Answer: I’m always puzzled by how some parents act at a hockey rink. I wonder why they can’t see how ridiculous they look. I’ve often wondered if there is a medical term that explains this disorder? Something like “I’mafreakshowhockeyparentsyndrome” With noticeable symptoms that include: uncontrollable inappropriate verbal outbursts directed towards hockey players, coaches or referees. The behavior is only exhibited at a hockey rink and mysteriously disappears upon exiting the building.
All kidding aside, this is a serious problem and needs to be addressed immediately. From what I’ve learned as a coach thus far, communication is the most important factor, both with the players and their parents. The more transparent I am regarding my coaching philosophy, goals for the year and expectations of players and parents, the more informed everyone is. This eliminates any uncertainty and having to answer questions throughout the season.
I start every season with a player/parent meeting. This is where I lay out everything that will happen throughout the year. Players know exactly what is expected of them both on and off the ice, but more importantly, they understand the consequences if these expectations are not met. Parents have a similar set of rules or code of conduct. I leave some time at the end of the meeting to answer any questions. When we walk out of that meeting, there is a clear plan regarding the goals for the team, rules that need to be followed and the consequences for behavioral misconduct. This takes some preparation, but a little sweat equity early in the year will pay big dividends as the season progresses. Players and parents need structure and this is an easy way to set the tone for the season.

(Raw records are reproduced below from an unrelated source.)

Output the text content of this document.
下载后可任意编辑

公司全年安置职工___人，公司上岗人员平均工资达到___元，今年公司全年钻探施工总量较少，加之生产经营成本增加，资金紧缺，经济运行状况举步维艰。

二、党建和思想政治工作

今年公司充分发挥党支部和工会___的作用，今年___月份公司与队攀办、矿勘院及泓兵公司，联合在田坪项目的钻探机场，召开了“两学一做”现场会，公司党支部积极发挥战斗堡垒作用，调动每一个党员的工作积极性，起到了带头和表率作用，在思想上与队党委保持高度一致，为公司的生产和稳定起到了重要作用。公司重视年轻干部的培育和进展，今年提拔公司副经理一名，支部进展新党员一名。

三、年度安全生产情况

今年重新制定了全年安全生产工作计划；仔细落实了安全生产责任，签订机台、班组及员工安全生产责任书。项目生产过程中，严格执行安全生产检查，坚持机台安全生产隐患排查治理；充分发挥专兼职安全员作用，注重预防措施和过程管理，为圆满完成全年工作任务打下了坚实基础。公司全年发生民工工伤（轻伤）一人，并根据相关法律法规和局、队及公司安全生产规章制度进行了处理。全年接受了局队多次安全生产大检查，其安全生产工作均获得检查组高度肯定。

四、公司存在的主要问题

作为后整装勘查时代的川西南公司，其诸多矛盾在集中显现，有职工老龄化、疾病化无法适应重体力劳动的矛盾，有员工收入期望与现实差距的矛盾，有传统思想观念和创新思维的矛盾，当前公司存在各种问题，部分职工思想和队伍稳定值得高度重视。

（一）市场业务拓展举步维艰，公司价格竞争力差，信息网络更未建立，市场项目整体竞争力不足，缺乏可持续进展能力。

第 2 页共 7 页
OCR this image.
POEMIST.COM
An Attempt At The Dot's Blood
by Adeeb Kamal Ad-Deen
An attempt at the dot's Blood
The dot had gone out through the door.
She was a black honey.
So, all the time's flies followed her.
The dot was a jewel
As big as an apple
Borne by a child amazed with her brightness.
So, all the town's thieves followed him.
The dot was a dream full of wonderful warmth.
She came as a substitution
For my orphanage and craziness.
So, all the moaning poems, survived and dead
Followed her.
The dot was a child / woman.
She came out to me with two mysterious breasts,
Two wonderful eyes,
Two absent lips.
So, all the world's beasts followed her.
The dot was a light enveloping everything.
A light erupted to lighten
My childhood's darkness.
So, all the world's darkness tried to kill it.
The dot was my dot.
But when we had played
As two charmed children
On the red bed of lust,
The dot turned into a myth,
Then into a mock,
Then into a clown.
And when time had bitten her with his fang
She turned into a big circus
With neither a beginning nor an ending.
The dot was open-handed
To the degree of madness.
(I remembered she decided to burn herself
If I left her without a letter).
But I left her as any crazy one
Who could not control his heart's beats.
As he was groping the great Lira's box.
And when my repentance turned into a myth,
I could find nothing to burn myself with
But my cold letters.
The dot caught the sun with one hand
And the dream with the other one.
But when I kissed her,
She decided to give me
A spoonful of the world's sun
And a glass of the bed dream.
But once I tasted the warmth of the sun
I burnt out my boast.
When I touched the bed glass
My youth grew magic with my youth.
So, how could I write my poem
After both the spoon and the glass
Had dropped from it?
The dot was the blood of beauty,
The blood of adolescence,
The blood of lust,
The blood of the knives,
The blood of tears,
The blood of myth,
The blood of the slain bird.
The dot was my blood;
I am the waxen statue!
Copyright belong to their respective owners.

My last suggestion would be the use of video. Roughly 60% of the population is visual when learning. What this means is that visual learners don’t absorb information when told verbally. They need to see it for them to fully understand. I’ve used video footage of practice or games as a teaching tool when coaching players. I can explain to a player what they should do differently and nothing changes, however, once they see it on the big screen, the effectiveness is very powerful. I’d suggest this as a teaching tool for one of those goof-ball parents. A video showing the parent in action may be enough to eliminate the unwanted behavior.
Hockey is the player’s game, not the parent’s. Let’s focus on all the life lessons it teaches and the personal growth potential it provides.